Now regarding power, this is where I am a little nervous.  Powering the Pi via the USB hub and then attempting to power both USB NICs at the same time proved too much for the Pi (I got flaky behavior).  So I currently am powering both of the USB NICs from the USB hub itself and then plugging the hub into the Pi.  This _seems_ to be working fine for now but I still am a little nervous about the system having enough power.


I've seen some problems including a kernel crash.  I am not ready to declare this setup stable.


Performance is really important to me so I wasn't sure whether the Pi was really up to the task considering its USB support isn't exactly stellar.  But so far, it seems to be doing a great job.

As far as internet is concerned, my max speeds over my "12 megabit" DSL currently are about 1300kB/s down and 91kB/s up (yes the upload speed sucks in comparison).  I am getting full speed from my LAN (through the Pi) so that is fine.  And over wireless, I am getting near full speed (just got 1200kB/s on my android phone next to the wifi access point).  Sending from LAN to wifi (through the Pi) gets about 3 megabytes/second.  On a subsequent test, I am getting 1.69 MiB/s which can be affected by a number of factors (my neighbors for example).  Sending from wifi to LAN (through the Pi) is about 2.75 MiB/s.

I also have quite a few iptables rules setup on the Pi (for firewall stuff) as well as traffic shaping.  It is handling both like a champ.

Here is the final parts list of what I am using (successfully) :

USB power cable
USB hub
USB NIC (x2)
Raspberry Pi case
and of course...
Raspberry Pi


  1. I'm curious as to why you insist on using a PC as your router, rather than a device that has hardware designed for the task?

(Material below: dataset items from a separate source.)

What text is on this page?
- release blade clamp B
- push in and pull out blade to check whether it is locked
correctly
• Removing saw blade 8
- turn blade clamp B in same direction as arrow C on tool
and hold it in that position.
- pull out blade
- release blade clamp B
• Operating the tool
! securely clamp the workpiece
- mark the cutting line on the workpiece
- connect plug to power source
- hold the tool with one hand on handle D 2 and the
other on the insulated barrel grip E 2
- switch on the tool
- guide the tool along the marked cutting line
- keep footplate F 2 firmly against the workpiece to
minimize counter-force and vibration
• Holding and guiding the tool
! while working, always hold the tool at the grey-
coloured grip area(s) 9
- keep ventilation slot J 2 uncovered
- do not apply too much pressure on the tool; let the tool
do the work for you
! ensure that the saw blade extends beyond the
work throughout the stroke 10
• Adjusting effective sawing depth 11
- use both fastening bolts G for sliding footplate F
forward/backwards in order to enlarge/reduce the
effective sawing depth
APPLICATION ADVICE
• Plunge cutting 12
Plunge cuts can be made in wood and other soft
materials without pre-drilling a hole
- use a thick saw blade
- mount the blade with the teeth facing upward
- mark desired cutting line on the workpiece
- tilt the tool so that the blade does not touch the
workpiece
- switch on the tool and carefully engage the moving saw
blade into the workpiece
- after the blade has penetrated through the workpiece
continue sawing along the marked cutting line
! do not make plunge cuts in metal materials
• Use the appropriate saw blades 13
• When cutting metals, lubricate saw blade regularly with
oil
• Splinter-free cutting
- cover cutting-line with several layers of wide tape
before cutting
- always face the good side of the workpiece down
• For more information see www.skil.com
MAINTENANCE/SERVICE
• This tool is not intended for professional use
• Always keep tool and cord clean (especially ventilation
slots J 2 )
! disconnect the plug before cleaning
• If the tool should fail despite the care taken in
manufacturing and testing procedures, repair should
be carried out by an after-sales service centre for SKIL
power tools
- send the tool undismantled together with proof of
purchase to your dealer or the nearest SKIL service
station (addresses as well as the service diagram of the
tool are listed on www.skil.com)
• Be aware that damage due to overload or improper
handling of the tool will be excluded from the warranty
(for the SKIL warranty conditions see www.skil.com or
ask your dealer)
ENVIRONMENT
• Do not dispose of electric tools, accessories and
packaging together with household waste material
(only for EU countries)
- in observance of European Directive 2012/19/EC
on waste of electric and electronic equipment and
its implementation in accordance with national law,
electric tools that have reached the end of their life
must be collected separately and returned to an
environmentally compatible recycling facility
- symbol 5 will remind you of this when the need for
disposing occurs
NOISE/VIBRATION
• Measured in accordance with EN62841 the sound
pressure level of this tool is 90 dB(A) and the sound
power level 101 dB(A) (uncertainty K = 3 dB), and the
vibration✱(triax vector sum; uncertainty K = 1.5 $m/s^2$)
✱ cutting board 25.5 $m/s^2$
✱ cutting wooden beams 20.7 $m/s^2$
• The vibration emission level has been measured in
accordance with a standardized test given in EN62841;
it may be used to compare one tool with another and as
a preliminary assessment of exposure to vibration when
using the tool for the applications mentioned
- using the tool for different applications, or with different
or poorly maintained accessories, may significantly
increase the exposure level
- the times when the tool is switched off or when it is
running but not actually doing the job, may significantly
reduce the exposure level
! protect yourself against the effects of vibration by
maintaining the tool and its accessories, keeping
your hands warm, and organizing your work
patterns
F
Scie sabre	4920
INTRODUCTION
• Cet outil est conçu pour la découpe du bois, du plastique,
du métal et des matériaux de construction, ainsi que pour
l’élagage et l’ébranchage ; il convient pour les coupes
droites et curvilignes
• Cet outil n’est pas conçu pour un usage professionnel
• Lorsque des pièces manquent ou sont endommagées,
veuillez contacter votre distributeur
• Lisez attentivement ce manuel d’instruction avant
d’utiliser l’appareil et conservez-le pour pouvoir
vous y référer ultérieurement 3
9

If price is a concern, you can grab a relatively cheap and outdated Cisco router that will perform better than this setup and most likely be much more stable...

  2. Well, my goals are twofold:
    a) keep wifi network separate from LAN network in case my neighbors crack my WPA2 passphrase
    b) have a lot of control over QoS rules so that I can do things like be constantly uploading to a backup site (crashplan in my case) while still having responsive internet. Another use case is having a LAN party where a bunch of people are playing a first person shooter on the internet and one guy is downloading a bunch of patches; I don't want his downloading to aversely affect the rest of the players.

    Perhaps a cisco router would shine at these tasks. However, I have no knowledge of how to use them or configure them and learning how to do this would be an additional cost. I already know how to do it in linux.

    re: stability, I think after firmware/kernel upgrade, the Pi is now pretty stable as a router. I am pleased with it.

  3. Matt!
    "in case my neighbors crack my WPA2 passphrase" Are you living next to the Chinese government? Can you crack a WPA2 passphrase? I can't. So long as your passphrase is over 32 characters, and your neighbors aren't out to get you, I think you can rest easy.

    Personally, I use Linksys/Cysco wireless and wired routers running "DD-WRT" firmware, which is Linux, and you can customize it if you want.

    But then again, It's not as cool as a Rasberry Pi! :)
    Love your blog Matt, keep up the good work.

  4. Which Linux version did you install in the raspberry?

  5. I wish there were a HAT (hardware attached on the top) for the Pi which gave it an additional four or eight RJ45s... and (why not?) an excellent wifi radio. That would be a kickstarter project I would buy into.